Mahmoud Ahmadinejad was both kissed and scolded yesterday when he began the first visit to Egypt by an Iranian President since Tehran’s 1979 Islamic revolution.

The trip was meant to underline a thaw in relations since Egyptians elected an Islamist head of state, President Mohamed Morsi, last June. But it also highlighted deep theological and geopolitical differences.

Morsi, a member of the Sunni Muslim Brotherhood, kissed Ahmadinejad after he landed at Cairo airport and gave him a red carpet reception with military honours.
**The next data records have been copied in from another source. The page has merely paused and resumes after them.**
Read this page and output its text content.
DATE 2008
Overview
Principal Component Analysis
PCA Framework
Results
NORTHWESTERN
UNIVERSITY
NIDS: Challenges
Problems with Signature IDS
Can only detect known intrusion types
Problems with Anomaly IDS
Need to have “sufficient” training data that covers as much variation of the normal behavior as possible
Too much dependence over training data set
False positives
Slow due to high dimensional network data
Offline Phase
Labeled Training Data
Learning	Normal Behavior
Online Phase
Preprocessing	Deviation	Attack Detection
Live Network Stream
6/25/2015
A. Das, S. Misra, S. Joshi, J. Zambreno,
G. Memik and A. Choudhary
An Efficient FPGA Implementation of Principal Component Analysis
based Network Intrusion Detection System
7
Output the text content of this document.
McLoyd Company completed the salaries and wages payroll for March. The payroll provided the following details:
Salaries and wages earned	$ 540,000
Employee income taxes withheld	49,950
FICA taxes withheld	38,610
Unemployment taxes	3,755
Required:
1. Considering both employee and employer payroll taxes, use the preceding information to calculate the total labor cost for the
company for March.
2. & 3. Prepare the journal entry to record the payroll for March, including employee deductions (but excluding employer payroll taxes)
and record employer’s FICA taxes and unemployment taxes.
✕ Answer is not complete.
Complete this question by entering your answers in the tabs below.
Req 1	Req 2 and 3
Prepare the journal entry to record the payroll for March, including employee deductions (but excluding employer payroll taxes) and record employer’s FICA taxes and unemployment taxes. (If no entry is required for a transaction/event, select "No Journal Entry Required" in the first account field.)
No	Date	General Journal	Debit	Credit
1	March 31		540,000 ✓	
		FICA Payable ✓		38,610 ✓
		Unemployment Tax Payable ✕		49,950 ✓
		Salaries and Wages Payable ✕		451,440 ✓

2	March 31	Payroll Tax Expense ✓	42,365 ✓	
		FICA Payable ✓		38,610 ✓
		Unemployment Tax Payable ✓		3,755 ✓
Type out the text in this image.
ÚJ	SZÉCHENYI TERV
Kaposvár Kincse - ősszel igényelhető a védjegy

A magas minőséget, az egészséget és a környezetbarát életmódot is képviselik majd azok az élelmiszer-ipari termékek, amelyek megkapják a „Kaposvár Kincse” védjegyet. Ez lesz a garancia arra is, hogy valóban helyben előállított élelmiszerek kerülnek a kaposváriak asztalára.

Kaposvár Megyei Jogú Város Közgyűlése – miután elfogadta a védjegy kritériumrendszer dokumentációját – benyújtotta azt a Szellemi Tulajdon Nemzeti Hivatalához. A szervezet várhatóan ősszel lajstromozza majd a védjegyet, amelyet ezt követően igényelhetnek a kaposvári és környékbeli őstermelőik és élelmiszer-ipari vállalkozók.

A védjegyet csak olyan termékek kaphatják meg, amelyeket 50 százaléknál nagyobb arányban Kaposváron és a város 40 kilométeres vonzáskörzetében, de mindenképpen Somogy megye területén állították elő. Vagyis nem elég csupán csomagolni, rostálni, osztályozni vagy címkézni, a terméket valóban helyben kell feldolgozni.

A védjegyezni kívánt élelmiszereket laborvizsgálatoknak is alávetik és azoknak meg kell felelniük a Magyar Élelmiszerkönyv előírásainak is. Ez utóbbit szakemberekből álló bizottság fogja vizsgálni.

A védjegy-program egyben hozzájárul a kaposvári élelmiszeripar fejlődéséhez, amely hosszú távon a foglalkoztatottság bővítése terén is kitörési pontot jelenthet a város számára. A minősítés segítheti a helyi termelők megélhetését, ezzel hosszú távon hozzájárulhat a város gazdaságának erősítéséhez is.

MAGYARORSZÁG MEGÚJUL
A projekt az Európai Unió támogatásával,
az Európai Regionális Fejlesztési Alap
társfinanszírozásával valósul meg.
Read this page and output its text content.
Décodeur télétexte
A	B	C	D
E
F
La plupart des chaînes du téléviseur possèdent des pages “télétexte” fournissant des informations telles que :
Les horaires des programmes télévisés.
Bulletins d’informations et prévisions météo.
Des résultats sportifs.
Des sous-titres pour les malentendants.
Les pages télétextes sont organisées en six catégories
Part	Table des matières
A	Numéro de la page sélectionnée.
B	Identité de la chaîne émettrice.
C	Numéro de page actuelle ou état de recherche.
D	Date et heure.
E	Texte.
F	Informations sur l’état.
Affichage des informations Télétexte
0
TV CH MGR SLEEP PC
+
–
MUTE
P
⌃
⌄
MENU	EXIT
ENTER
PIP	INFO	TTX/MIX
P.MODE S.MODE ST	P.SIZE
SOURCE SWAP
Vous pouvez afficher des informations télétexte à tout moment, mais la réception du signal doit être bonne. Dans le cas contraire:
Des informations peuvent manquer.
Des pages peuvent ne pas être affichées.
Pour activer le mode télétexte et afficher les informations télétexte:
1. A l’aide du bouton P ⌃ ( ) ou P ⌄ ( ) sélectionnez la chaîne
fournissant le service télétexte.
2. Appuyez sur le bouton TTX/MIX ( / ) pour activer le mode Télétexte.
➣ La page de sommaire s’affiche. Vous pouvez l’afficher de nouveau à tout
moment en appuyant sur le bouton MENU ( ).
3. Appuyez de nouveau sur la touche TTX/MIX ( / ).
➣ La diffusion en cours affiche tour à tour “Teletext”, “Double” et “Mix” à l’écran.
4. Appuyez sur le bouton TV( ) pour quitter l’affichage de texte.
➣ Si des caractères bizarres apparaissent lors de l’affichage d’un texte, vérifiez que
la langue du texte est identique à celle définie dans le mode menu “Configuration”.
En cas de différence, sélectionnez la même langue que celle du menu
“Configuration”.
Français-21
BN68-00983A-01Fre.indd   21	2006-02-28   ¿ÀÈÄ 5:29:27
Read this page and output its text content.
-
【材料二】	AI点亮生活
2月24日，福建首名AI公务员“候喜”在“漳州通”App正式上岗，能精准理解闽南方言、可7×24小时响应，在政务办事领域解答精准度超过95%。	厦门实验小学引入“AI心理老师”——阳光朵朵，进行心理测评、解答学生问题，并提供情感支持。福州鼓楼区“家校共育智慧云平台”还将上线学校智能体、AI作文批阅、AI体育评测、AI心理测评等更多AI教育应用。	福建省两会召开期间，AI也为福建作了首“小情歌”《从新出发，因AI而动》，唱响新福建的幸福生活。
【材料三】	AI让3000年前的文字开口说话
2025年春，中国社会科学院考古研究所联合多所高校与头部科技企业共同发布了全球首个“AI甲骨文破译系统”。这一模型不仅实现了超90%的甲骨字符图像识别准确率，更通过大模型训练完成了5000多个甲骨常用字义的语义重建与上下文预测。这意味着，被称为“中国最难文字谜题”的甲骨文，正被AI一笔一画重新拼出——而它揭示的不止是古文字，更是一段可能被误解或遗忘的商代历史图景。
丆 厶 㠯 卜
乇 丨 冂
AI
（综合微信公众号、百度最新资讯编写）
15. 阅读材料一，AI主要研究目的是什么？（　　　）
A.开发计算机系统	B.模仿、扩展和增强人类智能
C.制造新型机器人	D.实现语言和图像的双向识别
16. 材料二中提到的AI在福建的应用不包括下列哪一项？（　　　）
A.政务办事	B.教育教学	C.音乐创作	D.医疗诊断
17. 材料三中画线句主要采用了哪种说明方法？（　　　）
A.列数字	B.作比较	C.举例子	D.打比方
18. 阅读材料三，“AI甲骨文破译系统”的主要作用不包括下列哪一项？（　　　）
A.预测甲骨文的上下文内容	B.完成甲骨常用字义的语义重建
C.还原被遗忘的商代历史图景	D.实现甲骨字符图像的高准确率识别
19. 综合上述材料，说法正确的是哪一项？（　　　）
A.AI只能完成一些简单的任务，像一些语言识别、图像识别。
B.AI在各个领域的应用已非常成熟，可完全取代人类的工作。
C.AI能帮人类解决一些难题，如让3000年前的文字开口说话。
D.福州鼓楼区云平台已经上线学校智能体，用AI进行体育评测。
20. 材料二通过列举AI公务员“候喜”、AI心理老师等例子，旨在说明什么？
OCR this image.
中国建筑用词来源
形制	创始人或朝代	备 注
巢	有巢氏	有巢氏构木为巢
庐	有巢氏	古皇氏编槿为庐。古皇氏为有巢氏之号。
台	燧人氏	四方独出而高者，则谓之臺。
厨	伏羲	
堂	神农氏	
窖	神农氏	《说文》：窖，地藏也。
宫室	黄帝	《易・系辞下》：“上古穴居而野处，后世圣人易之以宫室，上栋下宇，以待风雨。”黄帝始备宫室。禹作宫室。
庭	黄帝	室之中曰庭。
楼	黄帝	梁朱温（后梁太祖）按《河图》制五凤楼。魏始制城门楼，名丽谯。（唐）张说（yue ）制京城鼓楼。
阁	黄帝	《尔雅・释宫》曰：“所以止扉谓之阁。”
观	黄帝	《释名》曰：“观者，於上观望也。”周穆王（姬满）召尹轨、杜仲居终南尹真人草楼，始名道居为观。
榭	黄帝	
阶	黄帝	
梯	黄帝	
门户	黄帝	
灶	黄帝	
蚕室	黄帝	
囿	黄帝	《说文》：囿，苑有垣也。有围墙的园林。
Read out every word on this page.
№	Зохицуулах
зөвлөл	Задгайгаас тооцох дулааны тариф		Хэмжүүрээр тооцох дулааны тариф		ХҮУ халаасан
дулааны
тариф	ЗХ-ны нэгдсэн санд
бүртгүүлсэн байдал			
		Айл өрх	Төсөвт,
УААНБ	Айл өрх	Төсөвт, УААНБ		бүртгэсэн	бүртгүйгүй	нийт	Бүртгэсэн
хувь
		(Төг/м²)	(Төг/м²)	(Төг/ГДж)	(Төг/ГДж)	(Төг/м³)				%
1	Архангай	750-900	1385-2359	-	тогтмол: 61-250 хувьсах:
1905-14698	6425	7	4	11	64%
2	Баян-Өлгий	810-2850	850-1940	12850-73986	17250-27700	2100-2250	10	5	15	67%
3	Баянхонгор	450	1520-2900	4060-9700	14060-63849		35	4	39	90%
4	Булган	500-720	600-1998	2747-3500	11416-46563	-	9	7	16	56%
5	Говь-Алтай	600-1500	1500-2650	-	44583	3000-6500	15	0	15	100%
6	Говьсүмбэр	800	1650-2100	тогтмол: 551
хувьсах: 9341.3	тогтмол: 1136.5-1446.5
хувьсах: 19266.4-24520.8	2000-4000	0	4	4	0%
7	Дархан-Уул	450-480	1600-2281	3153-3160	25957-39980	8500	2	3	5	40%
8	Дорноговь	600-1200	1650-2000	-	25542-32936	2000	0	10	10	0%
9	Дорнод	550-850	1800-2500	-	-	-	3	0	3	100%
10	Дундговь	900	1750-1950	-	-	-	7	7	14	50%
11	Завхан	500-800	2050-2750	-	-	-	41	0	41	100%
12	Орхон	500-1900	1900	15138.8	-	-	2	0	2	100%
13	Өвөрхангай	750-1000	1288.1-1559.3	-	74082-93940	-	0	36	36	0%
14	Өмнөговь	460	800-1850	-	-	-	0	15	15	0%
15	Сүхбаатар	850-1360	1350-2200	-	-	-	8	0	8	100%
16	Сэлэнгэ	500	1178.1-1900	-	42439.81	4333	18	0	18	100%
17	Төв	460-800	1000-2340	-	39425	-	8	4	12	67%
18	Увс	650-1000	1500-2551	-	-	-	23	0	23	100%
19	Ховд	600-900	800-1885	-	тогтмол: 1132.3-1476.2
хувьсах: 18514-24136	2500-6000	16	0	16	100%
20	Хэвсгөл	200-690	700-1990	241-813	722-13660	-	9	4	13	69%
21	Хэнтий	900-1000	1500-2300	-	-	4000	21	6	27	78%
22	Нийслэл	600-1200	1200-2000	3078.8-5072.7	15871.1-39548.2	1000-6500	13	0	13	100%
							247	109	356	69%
Ahmadinejad beamed as he shook hands with waiting dignitaries.

But the Shi’ite Iranian leader received a stiff rebuke when he met Egypt’s leading Sunni Muslim scholar later at Cairo’s historic al-Azhar mosque and university.

Sheikh Ahmed al-Tayeb, head of the 1,000-year-old seat of religious learning, urged Iran to refrain from interfering in Gulf Arab states, to recognise Bahrain as a “sisterly Arab nation” and rejected the extension of Shi’ite Muslim influence in Sunni countries, a statement from al-Azhar said.

Visiting Cairo to attend an Islamic summit that begins today, Ahmadinejad told a news conference he hoped his trip would be “a new starting point in relations between us”. However, a senior cleric from the Egyptian seminary, Hassan al-Shafai, who appeared alongside him, said the meeting had degenerated into an exchange of theological differences.

The visit would have been unthinkable during the rule of Hosni Mubarak, the military-backed autocrat who preserved Egypt’s peace treaty with Israel during his 30 years in power and deepened ties between Cairo and the West.

“The political geography of the region will change if Iran and Egypt take a unified position on the Palestinian question,” Ahmadinejad said in an interview with Al Mayadeen, a Beirut-based TV station, on the eve of his trip.

He said he wanted to visit the Gaza Strip, the Palestinian territory which neighbours Egypt to the east and is run by the Islamist movement Hamas. “If they allow it, I would go to Gaza to visit the people,” Ahmadinejad said.